The world’s leading institute for business continuity and resilience, The Business Continuity Institute (BCI), has finalised the highly anticipated Good Practice Guidelines (GPG) 2018 edition. The guidance is for professionals who are initiating a new business continuity programme or those who are reviewing or revising an existing one.
The 2018 edition features both new design and content. Appearance-wise, the BCM Lifecycle has moved from a separate stand-alone cycle of activities, to become a series of inter-connected cogs. The management disciplines are shown as separate but closely linked cogs to represent the relationship between the disciplines. The importance of collaboration between these disciplines is emphasised throughout the guidelines.
The Policy and Programme Management Professional Practice has been revised to show how business continuity has become more established, with programmes being embedded in more organisations. The Embedding Professional Practice has also changed to cover the integration of business continuity into business as usual activities using a collaborative approach to improve organisational resilience. It deals with the importance of understanding and influencing organisational culture, with greater emphasis being placed on an organisation-wide approach. It includes adapting to change, and engaging with individuals and groups more effectively.
The Analysis Professional Practice has been subject to the greatest change to bring it into alignment with ISO/TS 22317:2015; the international standard for Business Impact Analysis (BIA) guidance. While different BIA methods exist, the GPG 2018 edition provides guidance for professionals to apply and adapt these methods as appropriate to the organisations they work in. Combined with a risk and threat assessment, the BIA remains the most effective method to analyse the organisation and to determine the business continuity requirements that will support a more informed response to disruption.
The Design Professional Practice is the BCM Lifecycle stage where solutions are identified and selected to determine how continuity can be achieved during a disruption. The move away from the strategic, tactical and operation-levels in the GPG 2018 edition has led to a more organisation-wide approach to designing business continuity solutions.
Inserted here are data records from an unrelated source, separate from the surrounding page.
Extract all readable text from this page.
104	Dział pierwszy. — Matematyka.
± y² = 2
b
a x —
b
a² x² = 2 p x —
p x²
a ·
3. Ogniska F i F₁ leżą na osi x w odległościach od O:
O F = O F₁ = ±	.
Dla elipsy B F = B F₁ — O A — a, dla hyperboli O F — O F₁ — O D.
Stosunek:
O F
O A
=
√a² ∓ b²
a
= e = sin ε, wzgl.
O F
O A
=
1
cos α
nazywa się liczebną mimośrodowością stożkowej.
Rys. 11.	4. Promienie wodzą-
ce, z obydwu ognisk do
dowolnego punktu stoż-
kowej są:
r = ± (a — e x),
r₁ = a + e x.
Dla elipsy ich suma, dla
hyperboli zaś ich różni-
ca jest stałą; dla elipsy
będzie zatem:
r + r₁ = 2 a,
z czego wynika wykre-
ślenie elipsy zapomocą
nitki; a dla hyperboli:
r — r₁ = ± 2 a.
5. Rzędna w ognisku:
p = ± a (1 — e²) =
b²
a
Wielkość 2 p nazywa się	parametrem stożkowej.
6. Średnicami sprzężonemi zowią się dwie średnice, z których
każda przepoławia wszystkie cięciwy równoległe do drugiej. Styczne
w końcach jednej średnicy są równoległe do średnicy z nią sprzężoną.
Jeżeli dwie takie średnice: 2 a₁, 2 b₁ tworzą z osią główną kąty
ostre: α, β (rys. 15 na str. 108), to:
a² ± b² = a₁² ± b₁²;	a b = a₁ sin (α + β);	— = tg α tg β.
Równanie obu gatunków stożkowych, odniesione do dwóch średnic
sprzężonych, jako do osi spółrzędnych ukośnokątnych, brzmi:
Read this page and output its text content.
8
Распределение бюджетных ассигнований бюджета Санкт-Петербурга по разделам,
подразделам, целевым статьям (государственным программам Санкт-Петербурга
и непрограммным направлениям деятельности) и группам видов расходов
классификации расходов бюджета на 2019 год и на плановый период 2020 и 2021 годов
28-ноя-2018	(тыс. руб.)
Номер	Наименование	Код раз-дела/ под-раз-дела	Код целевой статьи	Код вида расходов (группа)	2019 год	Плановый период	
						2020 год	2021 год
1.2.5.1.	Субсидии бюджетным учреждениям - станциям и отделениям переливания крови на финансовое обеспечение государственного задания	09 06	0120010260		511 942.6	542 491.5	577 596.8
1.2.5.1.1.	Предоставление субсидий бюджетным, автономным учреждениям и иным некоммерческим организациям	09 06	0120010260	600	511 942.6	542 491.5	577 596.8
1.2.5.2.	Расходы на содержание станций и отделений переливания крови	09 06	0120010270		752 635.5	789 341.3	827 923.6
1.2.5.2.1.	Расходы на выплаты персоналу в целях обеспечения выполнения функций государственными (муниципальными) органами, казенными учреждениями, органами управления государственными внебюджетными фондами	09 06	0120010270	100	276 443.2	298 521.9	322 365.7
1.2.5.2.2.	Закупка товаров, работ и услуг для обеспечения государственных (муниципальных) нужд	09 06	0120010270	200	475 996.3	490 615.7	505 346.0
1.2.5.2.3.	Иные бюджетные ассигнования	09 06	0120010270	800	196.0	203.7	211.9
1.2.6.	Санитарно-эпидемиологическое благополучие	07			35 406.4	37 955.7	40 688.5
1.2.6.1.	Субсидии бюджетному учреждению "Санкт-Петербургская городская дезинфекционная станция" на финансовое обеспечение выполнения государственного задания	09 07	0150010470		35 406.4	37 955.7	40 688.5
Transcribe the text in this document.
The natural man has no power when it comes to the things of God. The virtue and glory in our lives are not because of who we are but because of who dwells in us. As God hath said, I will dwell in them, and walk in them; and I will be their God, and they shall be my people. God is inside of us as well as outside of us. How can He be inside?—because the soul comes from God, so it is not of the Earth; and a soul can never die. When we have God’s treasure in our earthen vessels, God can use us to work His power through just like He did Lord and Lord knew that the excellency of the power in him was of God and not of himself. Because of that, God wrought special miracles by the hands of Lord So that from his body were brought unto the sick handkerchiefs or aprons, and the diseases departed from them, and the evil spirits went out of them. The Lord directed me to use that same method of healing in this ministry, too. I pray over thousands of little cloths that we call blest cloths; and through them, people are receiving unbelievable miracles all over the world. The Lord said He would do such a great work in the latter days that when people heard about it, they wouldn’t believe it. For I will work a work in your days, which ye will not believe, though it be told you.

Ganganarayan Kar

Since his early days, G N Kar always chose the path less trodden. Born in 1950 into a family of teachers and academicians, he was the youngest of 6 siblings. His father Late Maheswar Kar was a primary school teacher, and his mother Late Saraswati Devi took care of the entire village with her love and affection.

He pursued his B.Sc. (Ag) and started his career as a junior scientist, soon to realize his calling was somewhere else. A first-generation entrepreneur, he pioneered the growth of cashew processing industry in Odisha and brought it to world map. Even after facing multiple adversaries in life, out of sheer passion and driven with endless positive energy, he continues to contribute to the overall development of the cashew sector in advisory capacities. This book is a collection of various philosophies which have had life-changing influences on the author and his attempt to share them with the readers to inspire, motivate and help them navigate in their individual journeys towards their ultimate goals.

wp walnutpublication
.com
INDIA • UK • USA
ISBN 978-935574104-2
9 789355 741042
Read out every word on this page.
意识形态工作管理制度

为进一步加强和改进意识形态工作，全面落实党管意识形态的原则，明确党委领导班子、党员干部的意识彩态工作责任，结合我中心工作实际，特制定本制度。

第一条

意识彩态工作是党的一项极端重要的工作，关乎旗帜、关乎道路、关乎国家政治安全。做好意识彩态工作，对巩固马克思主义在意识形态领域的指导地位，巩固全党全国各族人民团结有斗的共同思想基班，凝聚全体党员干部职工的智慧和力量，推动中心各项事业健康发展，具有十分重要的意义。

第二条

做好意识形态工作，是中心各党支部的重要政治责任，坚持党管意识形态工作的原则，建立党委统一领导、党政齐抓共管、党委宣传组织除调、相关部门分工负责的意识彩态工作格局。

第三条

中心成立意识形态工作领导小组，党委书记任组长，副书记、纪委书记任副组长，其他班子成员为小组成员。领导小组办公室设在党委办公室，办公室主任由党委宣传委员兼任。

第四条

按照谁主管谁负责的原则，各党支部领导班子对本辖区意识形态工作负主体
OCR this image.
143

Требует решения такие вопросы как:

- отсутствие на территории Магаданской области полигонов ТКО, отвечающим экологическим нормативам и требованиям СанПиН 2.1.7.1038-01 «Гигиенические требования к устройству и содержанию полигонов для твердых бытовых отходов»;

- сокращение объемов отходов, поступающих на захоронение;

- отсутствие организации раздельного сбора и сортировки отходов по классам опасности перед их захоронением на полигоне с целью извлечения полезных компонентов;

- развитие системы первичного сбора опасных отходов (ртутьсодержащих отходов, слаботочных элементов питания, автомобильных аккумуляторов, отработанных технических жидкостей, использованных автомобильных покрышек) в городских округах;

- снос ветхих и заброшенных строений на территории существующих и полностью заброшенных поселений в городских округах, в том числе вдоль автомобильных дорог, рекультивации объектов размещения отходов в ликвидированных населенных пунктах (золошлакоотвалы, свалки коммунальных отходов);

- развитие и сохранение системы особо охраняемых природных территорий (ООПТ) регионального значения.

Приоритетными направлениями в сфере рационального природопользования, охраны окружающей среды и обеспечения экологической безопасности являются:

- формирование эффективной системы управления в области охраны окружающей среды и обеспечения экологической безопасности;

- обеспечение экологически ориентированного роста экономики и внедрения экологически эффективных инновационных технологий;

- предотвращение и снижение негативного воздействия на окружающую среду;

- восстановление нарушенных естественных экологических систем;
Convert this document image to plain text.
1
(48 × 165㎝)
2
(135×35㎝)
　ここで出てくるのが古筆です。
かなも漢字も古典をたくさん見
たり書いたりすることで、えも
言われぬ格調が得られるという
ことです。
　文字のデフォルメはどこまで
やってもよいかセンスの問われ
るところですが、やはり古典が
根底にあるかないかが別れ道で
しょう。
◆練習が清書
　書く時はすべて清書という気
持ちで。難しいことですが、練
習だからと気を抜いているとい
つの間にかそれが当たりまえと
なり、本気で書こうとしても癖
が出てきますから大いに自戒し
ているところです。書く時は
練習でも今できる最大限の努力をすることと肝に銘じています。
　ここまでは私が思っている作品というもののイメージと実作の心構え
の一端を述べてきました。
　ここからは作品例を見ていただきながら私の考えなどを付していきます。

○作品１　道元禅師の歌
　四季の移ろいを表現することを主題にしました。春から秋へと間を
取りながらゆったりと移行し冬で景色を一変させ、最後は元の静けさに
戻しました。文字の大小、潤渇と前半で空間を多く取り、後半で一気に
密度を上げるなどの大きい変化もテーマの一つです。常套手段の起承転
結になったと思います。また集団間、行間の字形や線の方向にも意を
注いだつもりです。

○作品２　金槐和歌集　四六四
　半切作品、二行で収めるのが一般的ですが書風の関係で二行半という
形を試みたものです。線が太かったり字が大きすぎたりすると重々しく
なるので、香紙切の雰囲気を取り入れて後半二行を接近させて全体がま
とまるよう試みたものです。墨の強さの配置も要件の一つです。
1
The Incident Response Structure has moved from this stage of the BCM Lifecycle to the Policy and Programme Management stage when roles and responsibilities are assigned, whilst the detail of response structure development has been brought into the Implementation stage when the business continuity plans are developed.
The renamed Response Structure section has now become part of the Implementation stage. This Professional Practice retains the strategic, tactical, and operational-levels for response structure and plan development, however, the GPG 2018 edition recommends that the organisation should develop a flexible approach that is closely aligned to the existing management structure, and can deal with many different types of disruption.
The activities of exercising, maintenance and review remain key to the Validation stage of the business continuity programme. The names of the different types of exercises have been amended and guidance is provided for the development programme and the planning and delivery of exercises.
A management review is recommended in the GPG 2018 edition as an additional type of review. It provides opportunities for senior management to understand the performance of the business continuity programme and to ensure that is remains aligned to the overall objectives of the organisation. Regular review of the business continuity programme is essential for continual improvement.